I wanted to show a complicated sort of knot without really going through all the actual mechanics of tying that knot. But I thought it would be funny to start out as if it were a how-to, like an animated page from a Boy Scout manual, then show a flurry of movement that is impossible to follow, and slow down again as I show the knot being drawn tight.

Here's the result.




Friday, April 13, 2018

No. 155, Stan Green, Animator, Part Two

In my last blog post, No. 154, I spoke of my excitement at meeting and getting to do some animation work with Stan Green, animator and principal assistant to the great Milt Kahl.  I remember being quite excited, sitting at my board with a stack of Stan Green's animation drawings--just extremes and breakdowns--in my hands, with all the inbetweens yet to be done by me.

Stan Green placeholder image.
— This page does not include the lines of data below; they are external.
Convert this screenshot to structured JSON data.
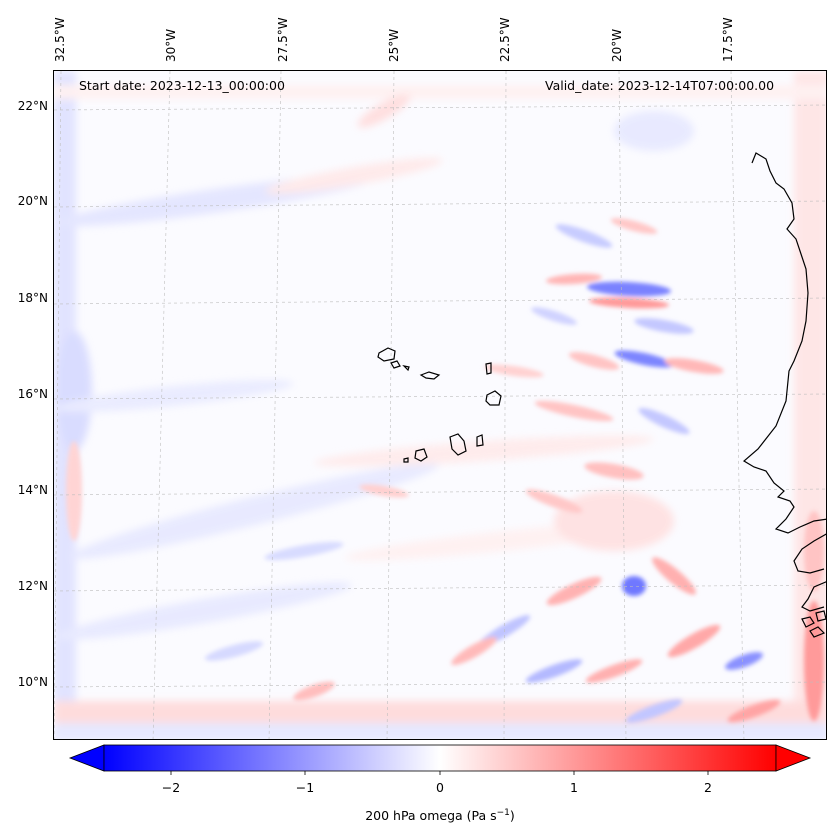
{
  "header": {
    "start_date": "Start date: 2023-12-13_00:00:00",
    "valid_date": "Valid_date: 2023-12-14T07:00:00.00"
  },
  "map": {
    "lon_labels": [
      "32.5°W",
      "30°W",
      "27.5°W",
      "25°W",
      "22.5°W",
      "20°W",
      "17.5°W"
    ],
    "lat_labels": [
      "22°N",
      "20°N",
      "18°N",
      "16°N",
      "14°N",
      "12°N",
      "10°N"
    ],
    "gridlines": true,
    "coastlines": true,
    "field": "200 hPa omega"
  },
  "colorbar": {
    "ticks": [
      "−2",
      "−1",
      "0",
      "1",
      "2"
    ],
    "label_main": "200 hPa omega (Pa s",
    "label_exp": "−1",
    "label_end": ")",
    "colormap": "bwr",
    "range": [
      -2.6,
      2.6
    ],
    "extend": "both",
    "colors": {
      "low": "#0000ff",
      "mid": "#ffffff",
      "high": "#ff0000"
    }
  }
}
Anyone got a photo of him?


There were the drawings to go by, of course. They were delicate and bold at the same time, but very sure in there execution. I seem to remember blue pencil under the graphite, very loose compared to the precise black lines that had been laid down over them. There was just one character, a man who talks expansively about something (the product or service being advertised, I have no idea what.)

And it was full animation--oh, yes!--straight from a Disney veteran.

As I have said in other posts, I was self-taught, having learned everything I knew about animation either from books or from experience.  I had never even worked with another animator who knew more about it than I did. What did I know at that time? It might be easier to tell you what I didn't know.

I knew the 12 Principals, but there were some I did not fully understand. I didn't know much about timing. I didn't know you should not try to show more than one thing at a time. I didn't know how to think deeply enough about a scene before starting to animate it; thus, I often did things over, or things came out flat, and I didn't know why.

But as an inbetweener? Oh yeah. I could do literal inbetweens in my sleep, following arcs of movement and keeping the mass the same, and I understood the spacing charts. yet there were things there I had never seen before--little marginal thumbnails of an eye closing and opening for drawings 21, 23, 25 and 27, for example. Or a notation sketch about how an arm should look as it was being raised.

I believe that working on this sequence raised my aesthetic standards, too, as I tried to get my own drawings to the same level as those of Stan Green.  I worked through the assignment with confidence, and when I turned it in, he flipped through it and said, "Yeah.  I can work with this."

Of course I don't know what he really might have thought, but just to know it was acceptable seemed like high praise.

Stan had plans to teach a course in animation film making, which I believe never got off the ground. My further hope of getting more animation lore out of him directly was not realized either.  Like a lot of experts, he was not a natural teacher and we ended up only hearing some amusing anecdotes about his experiences with Milt Kahl. A year or two later, I learned that he had died.

Still, I value the experience of being his inbetweener for that one brief moment in time.